Son « papy » comme elle dit affectueusement, lève le pouce en guise d’approbation. Assis sur un fauteuil médicalisé, dans un Ehpad nîmois, il ne marche plus depuis un an et sa parole est saccadée. Mais ses yeux brillent dès que sa petite fille lui prend la main.
Ferdinand Carmel Sammouth est né le 11 novembre 1923 à Sousse, d’une famille maltaise installée en Tunisie. La guerre à peine déclarée en Europe, il décide de s’engager chez les Zouaves, ces unités françaises d’infanterie légère appartenant à l’Armée d’Afrique et participe à vingt ans au débarquement en Provence le 15 août 1944.
Affecté dans un char, il remonte la vallée du Rhône, avec son bataillon, pour repousser l’ennemi et libérer le territoire national. Il passe Lyon avant de rejoindre l’Alsace. Et c’est à Colmar que son destin va prendre une tournure tragique, au détour d’un carrefour devant la statue d’une Vierge. « Nous sommes très croyants dans la famille », précise Andéa. « Mon papy lui a demandé de le sortir de cet enfer. Les combats étaient très durs, la mort était partout. »
Au cours d’une opération de surveillance à pied, où il remplace au dernier moment un camarade porté pâle, il est pris sous le feu ennemi. Une balle explosive traverse son coude droit, lui fracture tous les os, avant de ressortir au poignet. Malgré sa blessure, le 2e classe Sammouth refuse d’abandonner sa mission. Avec son ami Amor, originaire de Tunisie comme lui, il arme un bazooka et tire dans les chenilles d’un char allemand pour le mettre hors d’état de nuire. Évacué, il laisse son équipage continuer sans lui. Une semaine plus tard, son char est détruit avec tous les hommes à bord, dont son ami Amor. Depuis Ferdinand Sammouth en est convaincu. « C’est la Vierge qui m’a sauvé la vie », confirme-t-il, la voix tremblante. « Sans elle, je ne serais pas là. »
Son acte de bravoure lui vaudra la Croix de guerre avec palme et plus tard, il sera fait Chevalier de la Légion d’honneur au titre de mutilé de guerre à 100 %. Car si un jeune médecin lui sauvera son bras de l’amputation, il ne pourra plus l’utiliser à cause des dommages irrémédiables causés par cette blessure de guerre.

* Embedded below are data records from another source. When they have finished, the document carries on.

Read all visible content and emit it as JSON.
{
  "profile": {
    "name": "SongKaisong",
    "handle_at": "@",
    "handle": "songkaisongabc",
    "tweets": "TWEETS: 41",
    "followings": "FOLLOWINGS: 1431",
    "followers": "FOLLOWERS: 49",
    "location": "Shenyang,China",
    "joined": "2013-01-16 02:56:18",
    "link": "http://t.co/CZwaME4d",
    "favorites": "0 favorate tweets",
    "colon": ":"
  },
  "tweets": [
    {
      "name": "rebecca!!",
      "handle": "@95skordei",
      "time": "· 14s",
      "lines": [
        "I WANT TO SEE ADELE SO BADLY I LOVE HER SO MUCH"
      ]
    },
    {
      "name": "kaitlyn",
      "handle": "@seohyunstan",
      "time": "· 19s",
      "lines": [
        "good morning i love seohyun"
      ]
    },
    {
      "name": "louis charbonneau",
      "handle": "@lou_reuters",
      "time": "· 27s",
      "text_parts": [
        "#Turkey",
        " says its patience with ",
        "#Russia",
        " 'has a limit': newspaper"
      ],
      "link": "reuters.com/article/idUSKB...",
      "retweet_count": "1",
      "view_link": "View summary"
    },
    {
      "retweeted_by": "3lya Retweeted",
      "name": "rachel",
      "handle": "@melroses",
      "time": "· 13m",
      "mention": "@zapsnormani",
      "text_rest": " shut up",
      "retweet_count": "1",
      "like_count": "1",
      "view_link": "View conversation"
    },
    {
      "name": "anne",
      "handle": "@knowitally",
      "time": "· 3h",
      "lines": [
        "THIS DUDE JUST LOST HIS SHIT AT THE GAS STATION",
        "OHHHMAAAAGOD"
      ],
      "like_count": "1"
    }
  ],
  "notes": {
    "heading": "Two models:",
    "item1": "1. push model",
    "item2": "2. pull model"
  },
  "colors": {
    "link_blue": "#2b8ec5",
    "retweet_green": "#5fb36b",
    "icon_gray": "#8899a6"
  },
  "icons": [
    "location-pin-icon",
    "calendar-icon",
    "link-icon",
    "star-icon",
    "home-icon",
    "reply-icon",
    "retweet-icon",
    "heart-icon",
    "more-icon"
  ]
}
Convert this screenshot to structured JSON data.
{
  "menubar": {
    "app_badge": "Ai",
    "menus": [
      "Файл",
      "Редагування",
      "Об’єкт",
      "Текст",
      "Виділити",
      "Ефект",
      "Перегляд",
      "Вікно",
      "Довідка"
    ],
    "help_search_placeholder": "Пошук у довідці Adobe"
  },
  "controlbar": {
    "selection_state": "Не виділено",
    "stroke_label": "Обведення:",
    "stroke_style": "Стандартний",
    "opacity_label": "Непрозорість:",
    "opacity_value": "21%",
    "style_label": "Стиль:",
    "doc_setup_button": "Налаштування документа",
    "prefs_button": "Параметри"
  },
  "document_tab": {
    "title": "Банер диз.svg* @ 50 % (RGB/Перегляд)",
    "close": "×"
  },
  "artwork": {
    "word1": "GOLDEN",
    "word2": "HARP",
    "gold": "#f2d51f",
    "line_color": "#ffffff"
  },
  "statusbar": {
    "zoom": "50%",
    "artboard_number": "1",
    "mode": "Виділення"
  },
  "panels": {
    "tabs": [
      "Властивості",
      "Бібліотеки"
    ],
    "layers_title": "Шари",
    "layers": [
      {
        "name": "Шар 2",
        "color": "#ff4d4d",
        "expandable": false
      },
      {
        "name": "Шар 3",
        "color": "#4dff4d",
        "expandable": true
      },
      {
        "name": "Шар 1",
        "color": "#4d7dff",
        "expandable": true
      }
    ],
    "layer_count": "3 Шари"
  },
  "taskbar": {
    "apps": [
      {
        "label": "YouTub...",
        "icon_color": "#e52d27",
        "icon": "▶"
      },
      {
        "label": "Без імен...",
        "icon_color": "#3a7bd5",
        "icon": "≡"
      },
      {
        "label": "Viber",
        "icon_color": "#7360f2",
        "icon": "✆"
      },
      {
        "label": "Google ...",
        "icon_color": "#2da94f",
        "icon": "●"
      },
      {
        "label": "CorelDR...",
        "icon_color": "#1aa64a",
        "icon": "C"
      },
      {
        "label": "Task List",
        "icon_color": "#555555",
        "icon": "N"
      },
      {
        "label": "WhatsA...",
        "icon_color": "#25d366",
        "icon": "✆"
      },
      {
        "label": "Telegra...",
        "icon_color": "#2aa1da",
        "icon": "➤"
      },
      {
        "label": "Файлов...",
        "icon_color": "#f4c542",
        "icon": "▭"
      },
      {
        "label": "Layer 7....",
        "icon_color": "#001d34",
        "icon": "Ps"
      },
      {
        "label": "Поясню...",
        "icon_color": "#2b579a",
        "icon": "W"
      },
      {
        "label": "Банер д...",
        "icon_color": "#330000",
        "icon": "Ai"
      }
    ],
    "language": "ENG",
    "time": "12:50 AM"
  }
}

Rapatrié en Tunisie, il obtient une propriété viticole par droit militaire et fonde une famille. Mais à l’indépendance du pays en mars 1956, il est prié de rendre ses terres. En débarquant à Marseille, il est naturalisé français par décret et commence une nouvelle vie comme surveillant de supermarché du côté de Montpellier. Puis viendra le temps de la retraite à Saint-Raphaël là où tout a commencé pour lui en 44. Et le souvenir douloureux des frères d’armes tombés pour la France. « C’était la guerre, on se battait pour la liberté. Et moi, mon boulot, c’était de conduire le char », résume-t-il, les yeux mi-clos.
De cette époque, il conserve des flashs. « Les Américains qui nous apprenaient à tirer. » Le débarquement en Provence « au petit matin » sur une plage qu’il retrouvera bien des années plus tard. Ses malheureux compagnons d’infortune dans le char et ce bruit assourdissant qui finira par le rendre malentendant. Sur la table de chevet, une Vierge veille sur lui, avec son livret militaire et une petite maquette d’engin militaire estampillé US Army.
« Il a toujours conservé une profonde affection pour les Américains », plaide Andéa qui reprend le fil de l’histoire. « C’est mon papy qui me gardait toute petite. J’ai grandi avec ses souvenirs. Je jouais au soldat, je me bandais le bras comme lui. Je m’amusais avec ses médailles. Au lieu de regarder des dessins animés, on passait nos après-midi devant des films de guerre, au grand désespoir de ma mère. »
Son grand-père a traversé le siècle avec une résistance à toute épreuve. Même le Covid n’a pas eu raison de lui, asymptomatique pendant de longues semaines. Ça valait bien une belle réception pour ses cent ans aujourd’hui. Avec toute la famille, quelques résidents de l’Ehpad et un gros gâteau. « Parce qu’il est gourmand », sourit sa petite fille.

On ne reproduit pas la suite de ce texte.